Wide & Deep Learning for Recommender Systems
This proposes a novel concept of jointly training a deep network along with a shallow network (which they call as ‘wide network’) for doing recommendation. [Figure 1] They specially look at Apps recommendation on Google Play Store.
Idea behind using two parallel networks is that, while doing recommendation a system needs to balance ‘memoriziation’ and ‘generatlization’. Memorization means that the app being recommended should be very similar to the app off of which the recommendation is being based in. For e.g if you were looking for a single person shooting game, an another game of similar nature. It would be too tangentially to show music apps as recommendation for this scenario. Generatlization refers the ability to deviate from the very specific and exact matches. For the scenario described above if the system recommended another first person shooting game, then the recommendation would be boring.

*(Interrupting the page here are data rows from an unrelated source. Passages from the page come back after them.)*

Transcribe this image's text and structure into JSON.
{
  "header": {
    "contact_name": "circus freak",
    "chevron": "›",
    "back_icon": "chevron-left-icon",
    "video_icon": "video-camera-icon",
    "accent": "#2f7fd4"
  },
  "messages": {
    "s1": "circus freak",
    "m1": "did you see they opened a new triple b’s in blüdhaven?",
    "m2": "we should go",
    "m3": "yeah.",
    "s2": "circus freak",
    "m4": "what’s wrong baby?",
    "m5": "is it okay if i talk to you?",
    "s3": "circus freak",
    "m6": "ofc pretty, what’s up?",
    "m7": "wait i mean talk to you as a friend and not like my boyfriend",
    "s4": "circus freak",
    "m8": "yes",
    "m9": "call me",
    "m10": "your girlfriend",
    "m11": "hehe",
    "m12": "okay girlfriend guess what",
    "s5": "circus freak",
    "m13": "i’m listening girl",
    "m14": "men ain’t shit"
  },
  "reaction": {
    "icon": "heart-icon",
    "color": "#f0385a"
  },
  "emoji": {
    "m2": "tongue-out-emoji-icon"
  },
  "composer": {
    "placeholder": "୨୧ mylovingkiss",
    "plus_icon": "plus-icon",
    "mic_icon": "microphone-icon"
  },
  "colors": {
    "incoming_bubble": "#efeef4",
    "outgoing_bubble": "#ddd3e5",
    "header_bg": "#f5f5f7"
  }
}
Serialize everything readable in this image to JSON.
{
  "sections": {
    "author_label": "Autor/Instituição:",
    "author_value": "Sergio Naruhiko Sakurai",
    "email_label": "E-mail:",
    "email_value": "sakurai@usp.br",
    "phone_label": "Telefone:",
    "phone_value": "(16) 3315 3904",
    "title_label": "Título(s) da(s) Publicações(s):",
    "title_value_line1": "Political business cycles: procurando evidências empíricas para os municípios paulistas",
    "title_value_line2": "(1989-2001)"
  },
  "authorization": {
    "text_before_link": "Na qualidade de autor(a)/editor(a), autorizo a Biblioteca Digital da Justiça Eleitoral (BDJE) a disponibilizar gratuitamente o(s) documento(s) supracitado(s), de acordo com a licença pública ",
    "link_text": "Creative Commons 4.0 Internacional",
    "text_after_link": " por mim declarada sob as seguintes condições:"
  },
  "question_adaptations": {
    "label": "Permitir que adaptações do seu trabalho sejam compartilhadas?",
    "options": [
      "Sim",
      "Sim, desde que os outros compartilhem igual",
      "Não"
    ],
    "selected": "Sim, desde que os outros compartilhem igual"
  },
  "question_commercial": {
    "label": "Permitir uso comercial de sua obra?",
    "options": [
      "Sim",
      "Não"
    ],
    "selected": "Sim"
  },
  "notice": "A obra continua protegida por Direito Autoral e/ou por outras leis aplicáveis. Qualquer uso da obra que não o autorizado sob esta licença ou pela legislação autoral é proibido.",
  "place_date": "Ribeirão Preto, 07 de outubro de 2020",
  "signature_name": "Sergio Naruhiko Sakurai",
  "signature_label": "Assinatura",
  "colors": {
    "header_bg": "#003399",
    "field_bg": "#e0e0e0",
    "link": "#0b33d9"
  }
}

They jointly training the network, i.e the learning of weights and loss minimzation happens together for both the networks. They argue that ‘wide’ network memorises easily while the deep learning generalizes better. For wide network they use simple cross product transformation (product of binary features) whereas for deep network they use learned embeddings and three layers of relu [See figure 4].
They also discuss few engineering details to serve this system in a online learning process so that the user’s current search is included in the learning process. They have the emperical result from A/B testing on Google Play that it is better than using traditional Collaborative filtering or just using deep network.